Der Gewöhnliche Frauenmantel (Alchemilla vulgaris) wächst in feuchten Wiesen und Weiden, an Weg- und Grabenrändern. Er ist an den markanten, fast kreisförmigen, gefächerten Blättern gut zu erkennen.

Frrauenmantel © Tubes
Diese sind namensgebend, denn auf mittelalterlichen Darstellungen trägt Maria meist einen Mantel, der ähnlich aussah wie die gefalteten jungen Blätter des Rosengewächses. Ab Mai erscheinen die kleinen, gelblich-grünen Doldenrispen der Blütenstände, die nach Honig duften.

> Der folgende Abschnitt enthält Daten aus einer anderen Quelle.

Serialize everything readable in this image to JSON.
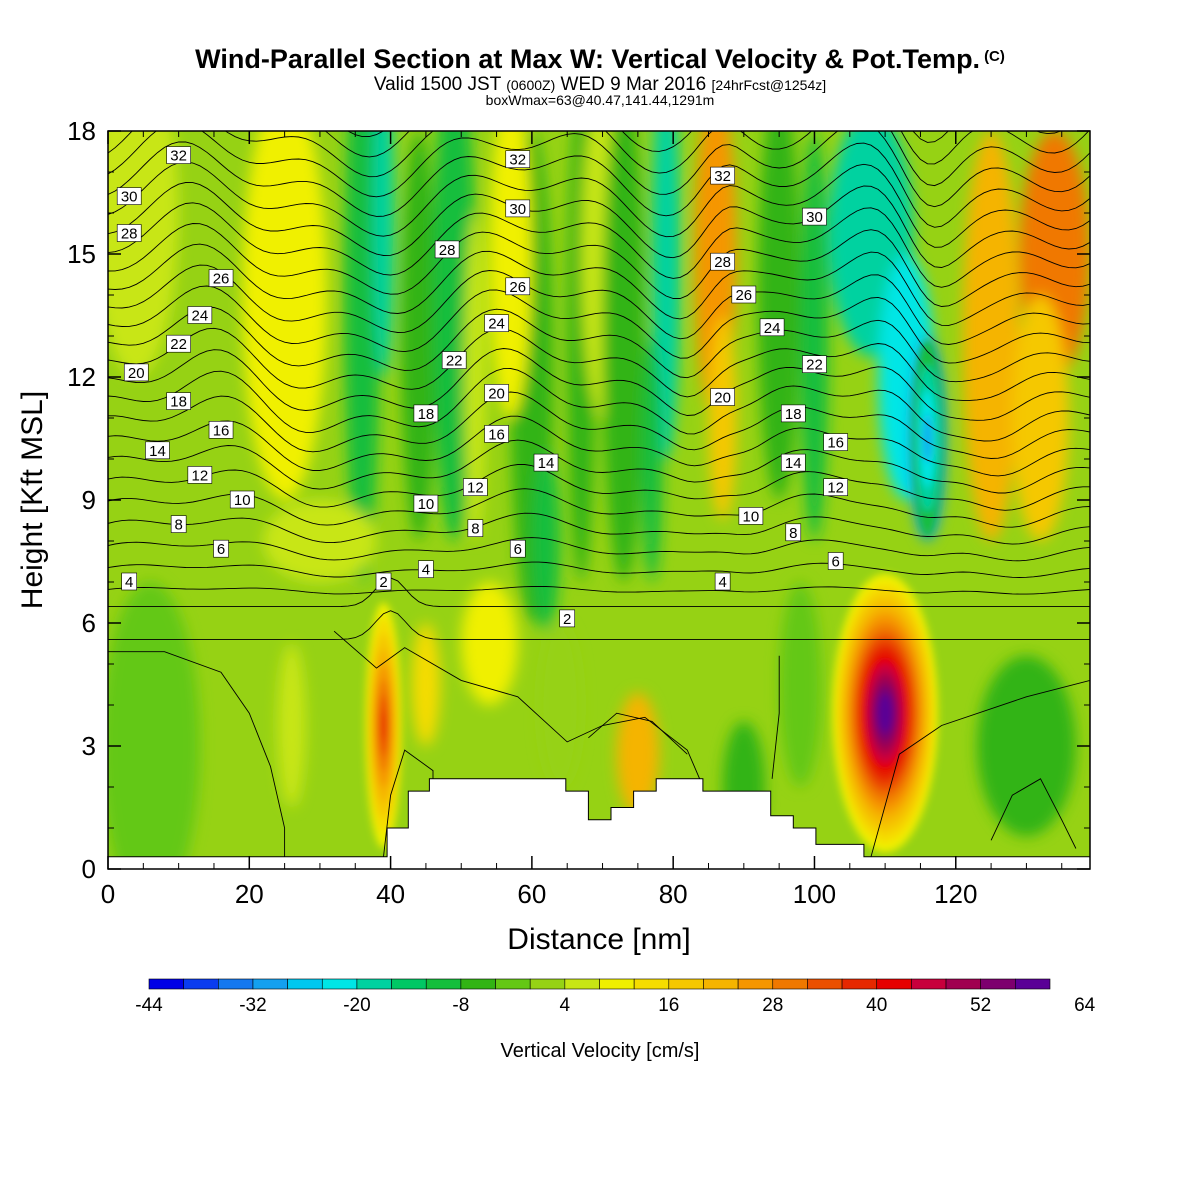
{
  "header": {
    "title": "Wind-Parallel Section at Max W: Vertical Velocity & Pot.Temp.",
    "title_mark": "(C)",
    "subtitle_pre": "Valid 1500 JST",
    "subtitle_utc": "(0600Z)",
    "subtitle_mid": "WED 9 Mar 2016",
    "subtitle_fcst": "[24hrFcst@1254z]",
    "subsubtitle": "boxWmax=63@40.47,141.44,1291m"
  },
  "chart_data": {
    "type": "contour",
    "xlabel": "Distance [nm]",
    "ylabel": "Height [Kft MSL]",
    "xlim": [
      0,
      139
    ],
    "ylim": [
      0,
      18
    ],
    "xticks": [
      0,
      20,
      40,
      60,
      80,
      100,
      120
    ],
    "yticks": [
      0,
      3,
      6,
      9,
      12,
      15,
      18
    ],
    "grid": false,
    "colorbar": {
      "title": "Vertical Velocity [cm/s]",
      "labels": [
        "-44",
        "-32",
        "-20",
        "-8",
        "4",
        "16",
        "28",
        "40",
        "52",
        "64"
      ],
      "levels_start": -44,
      "levels_step": 4,
      "colors": [
        "#0000e6",
        "#0a3cf0",
        "#1478f0",
        "#14a0f0",
        "#00c8f0",
        "#00e6e6",
        "#00d2a0",
        "#00c864",
        "#14be3c",
        "#32b414",
        "#64c814",
        "#96d214",
        "#c8e614",
        "#f0f000",
        "#f5dc00",
        "#f5c800",
        "#f5b400",
        "#f59600",
        "#f07800",
        "#eb5000",
        "#e62800",
        "#e60000",
        "#c8003c",
        "#a00050",
        "#7d006e",
        "#5a0096"
      ]
    },
    "field_features": [
      {
        "kind": "updraft",
        "x": 110,
        "z": 3.8,
        "w_max": 63
      },
      {
        "kind": "updraft",
        "x": 39,
        "z": 3.5,
        "w_max": 36
      },
      {
        "kind": "downdraft",
        "x": 116,
        "z": 10.5,
        "w_min": -30
      }
    ],
    "theta_contour_labels": [
      {
        "x": 10,
        "z": 17.4,
        "label": "32"
      },
      {
        "x": 58,
        "z": 17.3,
        "label": "32"
      },
      {
        "x": 87,
        "z": 16.9,
        "label": "32"
      },
      {
        "x": 3,
        "z": 16.4,
        "label": "30"
      },
      {
        "x": 58,
        "z": 16.1,
        "label": "30"
      },
      {
        "x": 100,
        "z": 15.9,
        "label": "30"
      },
      {
        "x": 3,
        "z": 15.5,
        "label": "28"
      },
      {
        "x": 48,
        "z": 15.1,
        "label": "28"
      },
      {
        "x": 87,
        "z": 14.8,
        "label": "28"
      },
      {
        "x": 16,
        "z": 14.4,
        "label": "26"
      },
      {
        "x": 58,
        "z": 14.2,
        "label": "26"
      },
      {
        "x": 90,
        "z": 14.0,
        "label": "26"
      },
      {
        "x": 13,
        "z": 13.5,
        "label": "24"
      },
      {
        "x": 55,
        "z": 13.3,
        "label": "24"
      },
      {
        "x": 94,
        "z": 13.2,
        "label": "24"
      },
      {
        "x": 10,
        "z": 12.8,
        "label": "22"
      },
      {
        "x": 49,
        "z": 12.4,
        "label": "22"
      },
      {
        "x": 100,
        "z": 12.3,
        "label": "22"
      },
      {
        "x": 4,
        "z": 12.1,
        "label": "20"
      },
      {
        "x": 55,
        "z": 11.6,
        "label": "20"
      },
      {
        "x": 87,
        "z": 11.5,
        "label": "20"
      },
      {
        "x": 10,
        "z": 11.4,
        "label": "18"
      },
      {
        "x": 45,
        "z": 11.1,
        "label": "18"
      },
      {
        "x": 97,
        "z": 11.1,
        "label": "18"
      },
      {
        "x": 16,
        "z": 10.7,
        "label": "16"
      },
      {
        "x": 55,
        "z": 10.6,
        "label": "16"
      },
      {
        "x": 103,
        "z": 10.4,
        "label": "16"
      },
      {
        "x": 7,
        "z": 10.2,
        "label": "14"
      },
      {
        "x": 62,
        "z": 9.9,
        "label": "14"
      },
      {
        "x": 97,
        "z": 9.9,
        "label": "14"
      },
      {
        "x": 13,
        "z": 9.6,
        "label": "12"
      },
      {
        "x": 52,
        "z": 9.3,
        "label": "12"
      },
      {
        "x": 103,
        "z": 9.3,
        "label": "12"
      },
      {
        "x": 19,
        "z": 9.0,
        "label": "10"
      },
      {
        "x": 45,
        "z": 8.9,
        "label": "10"
      },
      {
        "x": 91,
        "z": 8.6,
        "label": "10"
      },
      {
        "x": 10,
        "z": 8.4,
        "label": "8"
      },
      {
        "x": 52,
        "z": 8.3,
        "label": "8"
      },
      {
        "x": 97,
        "z": 8.2,
        "label": "8"
      },
      {
        "x": 16,
        "z": 7.8,
        "label": "6"
      },
      {
        "x": 58,
        "z": 7.8,
        "label": "6"
      },
      {
        "x": 103,
        "z": 7.5,
        "label": "6"
      },
      {
        "x": 3,
        "z": 7.0,
        "label": "4"
      },
      {
        "x": 45,
        "z": 7.3,
        "label": "4"
      },
      {
        "x": 87,
        "z": 7.0,
        "label": "4"
      },
      {
        "x": 39,
        "z": 7.0,
        "label": "2"
      },
      {
        "x": 65,
        "z": 6.1,
        "label": "2"
      }
    ],
    "terrain_kft": [
      [
        0,
        0.3
      ],
      [
        39.5,
        0.3
      ],
      [
        39.5,
        1.0
      ],
      [
        42.5,
        1.0
      ],
      [
        42.5,
        1.9
      ],
      [
        45.5,
        1.9
      ],
      [
        45.5,
        2.2
      ],
      [
        64.8,
        2.2
      ],
      [
        64.8,
        1.9
      ],
      [
        68,
        1.9
      ],
      [
        68,
        1.2
      ],
      [
        71.2,
        1.2
      ],
      [
        71.2,
        1.5
      ],
      [
        74.4,
        1.5
      ],
      [
        74.4,
        1.9
      ],
      [
        77.6,
        1.9
      ],
      [
        77.6,
        2.2
      ],
      [
        84.2,
        2.2
      ],
      [
        84.2,
        1.9
      ],
      [
        93.8,
        1.9
      ],
      [
        93.8,
        1.3
      ],
      [
        97,
        1.3
      ],
      [
        97,
        1.0
      ],
      [
        100.2,
        1.0
      ],
      [
        100.2,
        0.6
      ],
      [
        107,
        0.6
      ],
      [
        107,
        0.3
      ],
      [
        139,
        0.3
      ]
    ]
  }
}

Mancherorts wird das Kraut auch "Perlkraut" oder "Tränenschön" genannt. Bis weit in den Tag hinein können an den Blatträndern des Frauenmantels kleine Wassertröpfchen entdeckt werden, die wie Edelsteine in der Sonne funkeln. In den Winkeln der gezähnten Blattränder sitzen Wasserspalten, die über Nacht aktiv Wasser ausscheiden. Diesen Vorgang nennt man Guttation. Das Wasser sammelt sich häufig in der Mitte des Blattes. Als Lebenswasser sprach man ihm früher besondere Heil- und Schutzkräfte zu. Es soll sogar schön machen. Wer denn meint, es nötig zu haben, saugt die Tropfen mit einem Taschentuch auf und betupft damit das Gesicht!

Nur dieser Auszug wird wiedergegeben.